Chronique Internet

Florissante économie du fair use

d'Lëtzebuerger Land vom 30.04.2010

Le « fair use », doctrine qui recouvre aux États-Unis les exceptions autorisées au droit d’auteur (« copyright ») à des fins de commentaire, de critique, d’information, de recherche, d’enseignement ou d’étude, autorise la citation de contenus protégés par le droit d’auteur sans que l’ayant-droit ne doive être consulté ou puisse s’y opposer. Selon une étude publiée cette semaine par la Computer & Communications Industry Association (CCIA), une association professionnelle américaine qui compte parmi ses membres des sociétés telles que Microsoft, Google, eBay, AMD, Yahoo ou Oracle, les secteurs qui bénéficient de cette limitation apportée au droit d’auteur, baptisés collectivement « fair use economy », ont généré en 2007 aux États-Unis la somme de 4 700 milliards de dollars de chiffre d’affaires, dont 2 200 milliards de valeur ajoutée. Ce pan de l’économie représente 17 millions de salariés et une masse salariale de 1 200 milliards de dollars, selon cette étude. Il comprend notamment les éditeurs de logiciel, les programmeurs, les fabricants d’ordinateurs, les instances éducatives, les moteurs de recherche, les service d’hébergement Web etc.

La définition précise des frontières de ce pan de l’économie est sans doute sujette à caution, mais il est clair que toutes ces activités reposent fortement, d’une façon ou d’une autre, sur une acception étendue du fair use, et seraient fortement handicapées si on les privait du jour au lendemain de tout ou par-tie de ce droit. On s’était habitué ces dernières années à entendre surtout, au sujet du copyright, la complainte de ceux qui estiment que la protection insuffisante des droits d’auteur face au partage de fichiers sur le Net cause à « l’industrie du conte-nu » des dégâts incommensurables, chiffrés en milliards de dollars de manque à gagner et en chutes ver-tigineuses du nombre de disques vendus. Les chiffres avancés cette semaine par les adversaires traditionnels des industries du disque et du cinéma dans ce débat, les grandes sociétés du Net et de l’informatique, démontrent que battre en brèche le fair use au nom de la protection des majors serait une grave erreur. Alors que les majors et leurs groupes de pression se plaignent du piratage et agitent le risque de déclin qui en résulte pour leur activité, les secteurs représentés au sein de la CCIA ont le vent en poupe et bénéficient de l’essor de l’« économie du savoir » : le chiffre d’affaires qu’ils ont généré en 2007 est en hausse de 36 pour cent par rapport à celui de 2002.
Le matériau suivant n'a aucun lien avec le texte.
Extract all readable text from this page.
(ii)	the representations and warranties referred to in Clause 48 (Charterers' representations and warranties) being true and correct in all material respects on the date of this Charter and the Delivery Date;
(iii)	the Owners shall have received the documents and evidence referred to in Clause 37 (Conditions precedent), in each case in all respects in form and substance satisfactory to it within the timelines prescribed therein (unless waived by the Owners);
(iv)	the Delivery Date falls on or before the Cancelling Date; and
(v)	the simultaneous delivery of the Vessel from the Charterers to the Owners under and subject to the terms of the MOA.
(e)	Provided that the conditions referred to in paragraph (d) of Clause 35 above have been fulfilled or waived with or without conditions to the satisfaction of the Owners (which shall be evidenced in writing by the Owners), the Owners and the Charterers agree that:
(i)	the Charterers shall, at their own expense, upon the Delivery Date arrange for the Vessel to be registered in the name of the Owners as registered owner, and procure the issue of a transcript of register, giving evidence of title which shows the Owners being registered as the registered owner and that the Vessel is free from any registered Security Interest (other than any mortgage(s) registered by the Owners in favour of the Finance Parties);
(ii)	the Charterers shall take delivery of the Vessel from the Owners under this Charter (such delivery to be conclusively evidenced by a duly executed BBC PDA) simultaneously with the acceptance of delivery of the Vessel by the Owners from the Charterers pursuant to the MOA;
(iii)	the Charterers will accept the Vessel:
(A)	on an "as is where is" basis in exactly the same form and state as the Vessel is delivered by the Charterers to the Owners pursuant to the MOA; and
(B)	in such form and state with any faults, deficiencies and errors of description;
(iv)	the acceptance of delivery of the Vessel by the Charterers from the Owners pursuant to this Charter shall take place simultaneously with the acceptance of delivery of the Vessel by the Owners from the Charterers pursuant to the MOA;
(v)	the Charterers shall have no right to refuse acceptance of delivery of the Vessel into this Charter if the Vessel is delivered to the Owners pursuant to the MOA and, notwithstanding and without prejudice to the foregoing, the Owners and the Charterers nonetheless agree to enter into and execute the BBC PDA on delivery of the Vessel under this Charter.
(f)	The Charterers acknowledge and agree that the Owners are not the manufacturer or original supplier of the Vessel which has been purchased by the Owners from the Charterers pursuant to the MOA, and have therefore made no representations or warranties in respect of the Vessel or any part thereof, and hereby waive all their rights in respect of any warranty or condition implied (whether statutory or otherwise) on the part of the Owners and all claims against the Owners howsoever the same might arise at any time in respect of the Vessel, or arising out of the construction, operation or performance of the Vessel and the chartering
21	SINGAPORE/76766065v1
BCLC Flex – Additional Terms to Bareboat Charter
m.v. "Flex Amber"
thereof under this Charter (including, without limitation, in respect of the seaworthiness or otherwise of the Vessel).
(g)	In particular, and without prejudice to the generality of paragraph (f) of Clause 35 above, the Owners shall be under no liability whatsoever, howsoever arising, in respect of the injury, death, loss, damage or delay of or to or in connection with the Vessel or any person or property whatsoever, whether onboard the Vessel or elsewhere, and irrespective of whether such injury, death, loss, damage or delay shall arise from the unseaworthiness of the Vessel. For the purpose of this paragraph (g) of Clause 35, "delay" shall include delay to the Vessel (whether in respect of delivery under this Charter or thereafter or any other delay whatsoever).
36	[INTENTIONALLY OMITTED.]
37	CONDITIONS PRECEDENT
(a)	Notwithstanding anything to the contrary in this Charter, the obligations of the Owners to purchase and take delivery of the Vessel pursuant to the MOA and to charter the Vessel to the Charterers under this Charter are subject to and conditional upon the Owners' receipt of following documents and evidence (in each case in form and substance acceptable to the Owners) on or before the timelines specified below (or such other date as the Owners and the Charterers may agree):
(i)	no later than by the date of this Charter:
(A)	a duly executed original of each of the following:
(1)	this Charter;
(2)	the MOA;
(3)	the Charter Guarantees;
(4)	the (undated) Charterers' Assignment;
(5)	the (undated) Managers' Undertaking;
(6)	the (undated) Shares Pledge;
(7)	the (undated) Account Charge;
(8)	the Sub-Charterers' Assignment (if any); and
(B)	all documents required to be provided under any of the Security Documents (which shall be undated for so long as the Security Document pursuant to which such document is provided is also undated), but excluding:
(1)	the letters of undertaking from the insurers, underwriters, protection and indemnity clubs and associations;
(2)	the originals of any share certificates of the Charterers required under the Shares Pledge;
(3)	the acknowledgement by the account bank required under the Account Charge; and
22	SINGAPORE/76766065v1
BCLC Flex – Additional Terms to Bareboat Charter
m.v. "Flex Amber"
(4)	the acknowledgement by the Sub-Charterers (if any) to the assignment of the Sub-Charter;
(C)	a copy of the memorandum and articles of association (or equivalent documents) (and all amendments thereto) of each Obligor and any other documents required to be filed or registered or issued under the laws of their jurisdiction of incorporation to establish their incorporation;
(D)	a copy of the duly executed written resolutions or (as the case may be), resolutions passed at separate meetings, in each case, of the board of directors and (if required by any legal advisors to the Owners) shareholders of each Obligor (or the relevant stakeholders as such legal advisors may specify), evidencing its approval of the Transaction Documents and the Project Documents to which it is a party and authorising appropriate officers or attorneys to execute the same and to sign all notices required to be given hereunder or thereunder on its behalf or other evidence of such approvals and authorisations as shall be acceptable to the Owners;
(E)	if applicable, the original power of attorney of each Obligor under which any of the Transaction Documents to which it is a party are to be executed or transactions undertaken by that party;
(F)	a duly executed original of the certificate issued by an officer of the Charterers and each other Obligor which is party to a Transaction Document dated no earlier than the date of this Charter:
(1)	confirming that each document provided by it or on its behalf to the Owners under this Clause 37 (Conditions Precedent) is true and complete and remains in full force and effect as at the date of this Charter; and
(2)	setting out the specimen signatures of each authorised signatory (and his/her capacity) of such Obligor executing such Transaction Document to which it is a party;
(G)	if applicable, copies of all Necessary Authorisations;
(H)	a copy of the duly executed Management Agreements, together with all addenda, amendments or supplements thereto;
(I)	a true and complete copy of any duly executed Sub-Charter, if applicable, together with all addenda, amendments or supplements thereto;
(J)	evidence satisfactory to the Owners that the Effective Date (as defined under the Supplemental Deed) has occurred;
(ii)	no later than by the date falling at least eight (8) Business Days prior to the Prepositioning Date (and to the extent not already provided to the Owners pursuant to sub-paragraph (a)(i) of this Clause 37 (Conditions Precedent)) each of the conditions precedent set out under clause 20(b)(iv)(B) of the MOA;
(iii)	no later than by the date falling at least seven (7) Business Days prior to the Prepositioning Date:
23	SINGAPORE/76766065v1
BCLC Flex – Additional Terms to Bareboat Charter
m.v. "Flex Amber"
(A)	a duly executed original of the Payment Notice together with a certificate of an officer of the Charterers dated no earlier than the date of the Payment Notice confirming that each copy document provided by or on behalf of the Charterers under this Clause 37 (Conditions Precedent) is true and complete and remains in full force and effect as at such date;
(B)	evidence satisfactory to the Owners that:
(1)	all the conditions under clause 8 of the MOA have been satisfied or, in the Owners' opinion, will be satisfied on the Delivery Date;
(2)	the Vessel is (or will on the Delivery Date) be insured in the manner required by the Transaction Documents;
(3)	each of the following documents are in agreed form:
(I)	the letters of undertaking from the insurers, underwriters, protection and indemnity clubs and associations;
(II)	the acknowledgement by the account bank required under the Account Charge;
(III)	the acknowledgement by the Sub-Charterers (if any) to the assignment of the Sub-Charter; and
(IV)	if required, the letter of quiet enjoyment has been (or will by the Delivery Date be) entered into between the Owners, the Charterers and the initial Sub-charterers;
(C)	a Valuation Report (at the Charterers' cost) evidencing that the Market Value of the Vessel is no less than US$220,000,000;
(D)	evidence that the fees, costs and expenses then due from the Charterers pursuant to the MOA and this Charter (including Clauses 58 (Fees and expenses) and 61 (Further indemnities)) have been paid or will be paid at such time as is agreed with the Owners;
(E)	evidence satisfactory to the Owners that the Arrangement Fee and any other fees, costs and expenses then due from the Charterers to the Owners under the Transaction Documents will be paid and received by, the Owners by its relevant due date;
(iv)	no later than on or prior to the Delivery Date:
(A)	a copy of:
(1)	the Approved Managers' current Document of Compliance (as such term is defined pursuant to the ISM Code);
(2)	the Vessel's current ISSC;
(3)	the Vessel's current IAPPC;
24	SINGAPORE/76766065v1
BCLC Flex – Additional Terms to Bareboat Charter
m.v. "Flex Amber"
Certes, les définitions sur lesquelles reposent ces statistiques ne sont pas très rigoureuses. L’étude de la CCIA n’en a pas moins le mérite de montrer que le fair use est un pilier de la vie académique, mais aussi un facteur de croissance économique soutenable. Ed Black, son président, a fait valoir qu’« une bonne partie de la croissance sans égale de l’industrie des technologies et de la communication peut être mise sur le compte de la doctrine du fair use. Cette pierre angulaire qui soutient la créativité et l’innovation doit être protégée ».

La CCIA vise, à travers cette étude, un projet d’accord commercial multilatéral anti-contrefaçon sur lequel travaillent plusieurs pays dont les États-Unis et l’UE, l’ACTA (Anti-Counterfeiting TradeAgreement) qui lui déplaît profondément. Pour Ed Black, l’ACTA reviendrait à étendre hors des États-Unis les règles du copyright américain mais sans la protection du fair use, ce qui à son avis « finirait par venir pénaliser en boomerang les secteurs les plus dynamiques, créatifs et innovants de notre économie ». Sur ce point, il est en phase avec le Parlement européen, qui en mars dernier a adopté à une majorité écrasante une résolution très critique envers l’ACTA, estimant que « pour respecter les droits fondamentaux, tels que le droit à la liberté d’expression et le droit à la sphère privée », certains changements doivent être faits au contenu et aux procédures de l’ACTA.